Ram Naik in election battle with top Indian film star

Vol 8, PW 2 (21 Apr 04) People & Policy
     

India goes to the polls in national elections between 20th April and 10th May and next Monday, on 26th April, voters in the Mumbai North parliamentary constituency of oil minister Ram Naik will either re-elect or defeat him.

This will be Naiks sixth parliamentary election from Mumbai North, a constituency he has held undefeated since 1989. In the last national election in 1998, Naik, 71, defeated his nearest rival by a massive margin of 350,000 votes and was made junior railway minister.

The next year he was made oil minister a position he holds till now and which he uses to full effect at the taxpayers expense. Thanks to Naik, state-owned oil companies have realised they have a social obligation to lay water pipelines, supply electricity to a fort and carry out other social work in their masters constituency.

When the ruling BJP re-nominated Naik as its candidate, no one doubted he would win, given his formidable reputation as MP and minister. But Naik now faces a tough fight: the opposition Congress party has nominated the popular Hindi film star Govind Arun Ahuja, better known by his screen name Govinda, to run against him.

Govinda is the antithesis of Naik. Young, dynamic and a rags-to-riches fairy tale, Govinda lives in Mumbais posh Juhu suburb and is making his maiden entry into politics.

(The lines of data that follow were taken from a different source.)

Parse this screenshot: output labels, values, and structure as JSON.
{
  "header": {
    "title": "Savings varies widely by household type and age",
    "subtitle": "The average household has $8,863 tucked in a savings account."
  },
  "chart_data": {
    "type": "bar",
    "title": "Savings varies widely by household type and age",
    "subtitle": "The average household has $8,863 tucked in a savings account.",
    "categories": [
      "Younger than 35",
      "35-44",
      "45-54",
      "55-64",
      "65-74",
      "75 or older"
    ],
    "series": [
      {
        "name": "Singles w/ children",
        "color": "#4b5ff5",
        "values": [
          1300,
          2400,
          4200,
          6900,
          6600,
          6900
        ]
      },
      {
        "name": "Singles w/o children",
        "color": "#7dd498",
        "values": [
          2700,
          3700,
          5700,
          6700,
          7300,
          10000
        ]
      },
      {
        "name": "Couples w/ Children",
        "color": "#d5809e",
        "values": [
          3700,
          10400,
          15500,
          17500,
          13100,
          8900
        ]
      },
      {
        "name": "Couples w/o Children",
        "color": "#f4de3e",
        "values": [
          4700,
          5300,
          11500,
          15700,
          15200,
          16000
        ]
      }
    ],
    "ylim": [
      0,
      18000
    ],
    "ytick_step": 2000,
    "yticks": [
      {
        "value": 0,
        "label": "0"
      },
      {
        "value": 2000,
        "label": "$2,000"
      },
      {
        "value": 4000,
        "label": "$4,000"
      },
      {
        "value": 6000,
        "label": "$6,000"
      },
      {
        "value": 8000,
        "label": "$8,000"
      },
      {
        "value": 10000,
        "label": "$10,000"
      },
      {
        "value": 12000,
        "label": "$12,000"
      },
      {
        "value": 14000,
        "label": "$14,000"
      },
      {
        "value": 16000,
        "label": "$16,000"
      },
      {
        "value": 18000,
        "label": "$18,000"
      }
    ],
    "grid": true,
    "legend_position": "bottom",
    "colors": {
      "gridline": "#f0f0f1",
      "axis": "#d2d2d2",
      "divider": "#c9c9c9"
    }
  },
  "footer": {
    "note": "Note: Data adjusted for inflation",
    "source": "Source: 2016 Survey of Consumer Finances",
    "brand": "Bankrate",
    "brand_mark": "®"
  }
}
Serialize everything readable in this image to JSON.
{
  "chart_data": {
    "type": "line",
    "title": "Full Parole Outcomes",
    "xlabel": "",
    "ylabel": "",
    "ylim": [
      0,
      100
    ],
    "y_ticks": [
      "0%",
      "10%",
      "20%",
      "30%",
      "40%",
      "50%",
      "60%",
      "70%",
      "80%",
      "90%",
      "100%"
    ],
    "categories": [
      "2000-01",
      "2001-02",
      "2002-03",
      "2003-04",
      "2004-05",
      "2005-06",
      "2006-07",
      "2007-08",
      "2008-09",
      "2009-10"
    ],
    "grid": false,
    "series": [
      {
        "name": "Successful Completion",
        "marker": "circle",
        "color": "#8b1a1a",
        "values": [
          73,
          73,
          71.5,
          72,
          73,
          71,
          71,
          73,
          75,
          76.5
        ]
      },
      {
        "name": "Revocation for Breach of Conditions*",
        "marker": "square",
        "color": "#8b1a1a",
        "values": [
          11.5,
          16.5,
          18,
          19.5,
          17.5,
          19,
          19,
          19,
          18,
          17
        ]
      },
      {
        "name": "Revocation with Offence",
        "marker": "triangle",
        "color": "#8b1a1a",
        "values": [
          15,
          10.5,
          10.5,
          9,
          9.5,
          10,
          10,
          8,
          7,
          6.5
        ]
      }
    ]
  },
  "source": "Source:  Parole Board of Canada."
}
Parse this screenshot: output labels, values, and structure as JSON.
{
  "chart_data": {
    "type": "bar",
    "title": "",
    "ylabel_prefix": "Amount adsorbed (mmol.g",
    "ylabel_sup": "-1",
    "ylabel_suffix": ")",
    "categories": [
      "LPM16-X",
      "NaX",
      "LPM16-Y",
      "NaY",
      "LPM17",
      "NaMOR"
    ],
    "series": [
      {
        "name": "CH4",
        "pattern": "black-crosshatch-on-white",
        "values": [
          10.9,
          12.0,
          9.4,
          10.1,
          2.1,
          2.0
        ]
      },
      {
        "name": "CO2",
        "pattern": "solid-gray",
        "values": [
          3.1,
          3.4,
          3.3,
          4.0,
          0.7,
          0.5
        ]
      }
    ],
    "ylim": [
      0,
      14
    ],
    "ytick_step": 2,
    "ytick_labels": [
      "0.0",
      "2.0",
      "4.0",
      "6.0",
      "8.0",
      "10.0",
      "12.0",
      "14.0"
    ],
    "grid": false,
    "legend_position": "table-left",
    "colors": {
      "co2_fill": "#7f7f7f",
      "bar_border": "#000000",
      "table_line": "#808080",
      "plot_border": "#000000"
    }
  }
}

In India, film stars and cricketers have far wider mass appeal than the likes of even reasonably successful politicians such as Naik. Initially, Naik made light of Govindas candidature by saying the film star would fail miserably.

But later in the campaign, Naik suffered another setback when he lost a crucial supporter: Hitendra Thakur, Maharashtra state independent legislator and alleged north Mumbai mafia boss, who switched sides to join Govinda. Until now, Thakur has been a major contributor to all of Naiks previous election victories as MP.

But today, Thakur is campaigning for Govinda, his childhood buddy. On the campaign trail Govinda is pulling in the crowds.

Naik, meanwhile, is sweating it out in the sweltering April heat of Mumbai.